The U.S. is open to working with Iran in order to stem Iraq's growing crisis with extremists that have taken over large swaths of the country, according to its top diplomat, Anadolu agency reported.
"I think we are open to any constructive process here that could minimize the violence, hold Iraq together - the integrity of the country - and eliminate the presence of outside terrorist forces that are ripping it apart," John Kerry, the U.S. Secretary of State, told Yahoo! News during an interview on Monday.
The Islamic State of Iraq and the Levant, commonly known as ISIL, which already had control of parts of Syria, has extended its reach into Iraq since June 10, when it seized Iraq's second-largest city Mosul and soon afterwards took near-complete control of the northern Iraqi city of Tikrit.

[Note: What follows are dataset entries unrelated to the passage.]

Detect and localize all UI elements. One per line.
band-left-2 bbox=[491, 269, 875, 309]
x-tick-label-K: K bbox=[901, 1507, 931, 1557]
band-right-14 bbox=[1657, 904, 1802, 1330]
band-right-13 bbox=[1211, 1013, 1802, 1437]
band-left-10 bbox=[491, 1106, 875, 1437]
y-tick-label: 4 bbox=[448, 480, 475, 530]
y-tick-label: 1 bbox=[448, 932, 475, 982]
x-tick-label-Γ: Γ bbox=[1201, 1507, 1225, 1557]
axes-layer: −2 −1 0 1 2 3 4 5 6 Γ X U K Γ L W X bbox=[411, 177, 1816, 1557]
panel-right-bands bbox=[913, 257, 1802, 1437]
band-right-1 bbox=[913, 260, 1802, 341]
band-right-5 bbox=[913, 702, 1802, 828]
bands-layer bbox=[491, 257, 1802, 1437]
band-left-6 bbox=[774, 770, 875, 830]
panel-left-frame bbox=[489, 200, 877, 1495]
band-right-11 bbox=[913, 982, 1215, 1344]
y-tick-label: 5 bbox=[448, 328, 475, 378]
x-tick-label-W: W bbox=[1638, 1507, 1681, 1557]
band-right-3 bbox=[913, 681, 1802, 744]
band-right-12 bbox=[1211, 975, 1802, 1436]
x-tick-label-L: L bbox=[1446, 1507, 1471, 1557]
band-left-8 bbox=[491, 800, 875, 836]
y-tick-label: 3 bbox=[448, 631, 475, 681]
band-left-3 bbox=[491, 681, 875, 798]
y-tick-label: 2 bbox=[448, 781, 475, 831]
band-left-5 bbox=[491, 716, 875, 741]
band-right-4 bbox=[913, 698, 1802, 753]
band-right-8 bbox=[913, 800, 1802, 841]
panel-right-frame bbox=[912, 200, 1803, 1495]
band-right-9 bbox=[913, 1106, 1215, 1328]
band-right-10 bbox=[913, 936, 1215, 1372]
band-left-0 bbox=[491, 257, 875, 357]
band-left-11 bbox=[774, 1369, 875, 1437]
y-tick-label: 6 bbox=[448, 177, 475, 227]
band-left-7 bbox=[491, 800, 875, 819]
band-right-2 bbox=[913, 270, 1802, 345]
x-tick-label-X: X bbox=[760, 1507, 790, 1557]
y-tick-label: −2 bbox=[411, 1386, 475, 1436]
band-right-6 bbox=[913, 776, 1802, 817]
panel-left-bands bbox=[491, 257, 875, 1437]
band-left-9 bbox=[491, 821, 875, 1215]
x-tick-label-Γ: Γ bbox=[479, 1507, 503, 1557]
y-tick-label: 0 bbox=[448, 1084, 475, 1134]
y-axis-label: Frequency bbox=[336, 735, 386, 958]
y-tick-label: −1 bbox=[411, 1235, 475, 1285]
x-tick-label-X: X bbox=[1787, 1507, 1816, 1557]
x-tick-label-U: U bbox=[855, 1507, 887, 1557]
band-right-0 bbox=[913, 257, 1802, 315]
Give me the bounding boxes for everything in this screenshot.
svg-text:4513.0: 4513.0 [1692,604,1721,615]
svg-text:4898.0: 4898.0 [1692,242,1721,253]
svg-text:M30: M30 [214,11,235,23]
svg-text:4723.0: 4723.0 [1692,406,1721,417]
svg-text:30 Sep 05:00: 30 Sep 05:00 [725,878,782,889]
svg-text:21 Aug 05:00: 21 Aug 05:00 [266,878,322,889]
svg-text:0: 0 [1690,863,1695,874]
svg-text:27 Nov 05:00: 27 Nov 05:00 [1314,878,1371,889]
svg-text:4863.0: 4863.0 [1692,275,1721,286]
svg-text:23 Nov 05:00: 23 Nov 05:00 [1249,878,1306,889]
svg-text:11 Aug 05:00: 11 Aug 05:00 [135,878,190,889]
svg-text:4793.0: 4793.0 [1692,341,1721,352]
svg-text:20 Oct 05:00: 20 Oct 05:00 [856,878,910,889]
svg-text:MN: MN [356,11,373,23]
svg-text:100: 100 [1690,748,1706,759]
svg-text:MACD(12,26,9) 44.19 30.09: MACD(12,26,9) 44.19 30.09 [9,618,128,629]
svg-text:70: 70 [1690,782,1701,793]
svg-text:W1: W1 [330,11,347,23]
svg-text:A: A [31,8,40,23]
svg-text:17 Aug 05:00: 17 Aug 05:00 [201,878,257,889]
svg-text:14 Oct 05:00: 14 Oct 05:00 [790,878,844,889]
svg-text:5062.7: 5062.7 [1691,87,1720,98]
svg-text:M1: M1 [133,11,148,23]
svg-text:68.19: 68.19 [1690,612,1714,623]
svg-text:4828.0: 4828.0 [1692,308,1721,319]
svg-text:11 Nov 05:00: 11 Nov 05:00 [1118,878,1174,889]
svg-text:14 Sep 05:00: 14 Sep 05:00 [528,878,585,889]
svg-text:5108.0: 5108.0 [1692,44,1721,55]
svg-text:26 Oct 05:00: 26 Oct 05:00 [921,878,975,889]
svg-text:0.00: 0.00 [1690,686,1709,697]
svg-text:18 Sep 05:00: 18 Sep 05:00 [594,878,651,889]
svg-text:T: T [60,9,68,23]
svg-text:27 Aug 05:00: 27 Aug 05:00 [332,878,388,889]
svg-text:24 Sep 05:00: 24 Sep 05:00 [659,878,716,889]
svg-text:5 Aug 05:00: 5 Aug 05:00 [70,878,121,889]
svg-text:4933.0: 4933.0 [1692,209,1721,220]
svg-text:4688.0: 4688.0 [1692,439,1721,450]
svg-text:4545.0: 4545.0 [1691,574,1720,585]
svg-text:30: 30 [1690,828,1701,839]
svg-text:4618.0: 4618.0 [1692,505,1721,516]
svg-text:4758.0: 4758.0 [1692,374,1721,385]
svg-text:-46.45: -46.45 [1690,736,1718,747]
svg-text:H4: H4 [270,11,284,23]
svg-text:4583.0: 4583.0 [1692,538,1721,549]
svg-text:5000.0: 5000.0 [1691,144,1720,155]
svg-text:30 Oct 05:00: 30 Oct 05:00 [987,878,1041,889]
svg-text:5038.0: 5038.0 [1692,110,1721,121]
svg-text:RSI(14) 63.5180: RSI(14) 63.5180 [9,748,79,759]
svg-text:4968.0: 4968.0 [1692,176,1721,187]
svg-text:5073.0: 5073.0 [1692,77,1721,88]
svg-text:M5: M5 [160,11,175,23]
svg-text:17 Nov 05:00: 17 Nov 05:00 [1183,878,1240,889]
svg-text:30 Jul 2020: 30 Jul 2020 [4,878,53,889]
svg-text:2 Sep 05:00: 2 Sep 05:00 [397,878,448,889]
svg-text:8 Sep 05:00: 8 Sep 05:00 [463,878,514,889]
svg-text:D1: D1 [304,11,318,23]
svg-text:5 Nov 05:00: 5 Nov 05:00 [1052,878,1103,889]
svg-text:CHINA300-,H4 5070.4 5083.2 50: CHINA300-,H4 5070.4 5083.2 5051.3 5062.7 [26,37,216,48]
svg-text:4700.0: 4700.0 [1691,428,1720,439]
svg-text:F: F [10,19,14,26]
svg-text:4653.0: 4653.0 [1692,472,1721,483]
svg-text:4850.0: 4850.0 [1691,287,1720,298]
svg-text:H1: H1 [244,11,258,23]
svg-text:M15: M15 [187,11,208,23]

The group had previously seized much of western Iraq's Anbar Province in late December, including much of Fallujah and parts of Ramadi, flashpoints of the 2003 US-led war in the country.
Asked if the U.S. would cooperate militarily with the Islamic Republic to combat ISIL, Kerry said: "Let's see what Iran might or might not be willing to do before we start making any pronouncements."
Still, he said the U.S. "wouldn't rule out anything" to restore stability to Iraq.
"I wouldn't rule out anything that would be constructive to providing real stability, a respect for the constitution, a respect for the election process, and a respect for the ability of the Iraqi people to form a government that represents all of the interests of Iraq - not one sectarian group over another," he said. "It has to be inclusive."
The P5+1 group of world powers, which includes the U.S., Russia, China, France, the U.K. and Germany, are set to resume negotiations in Geneva on Tuesday with Iran on the country's nuclear program.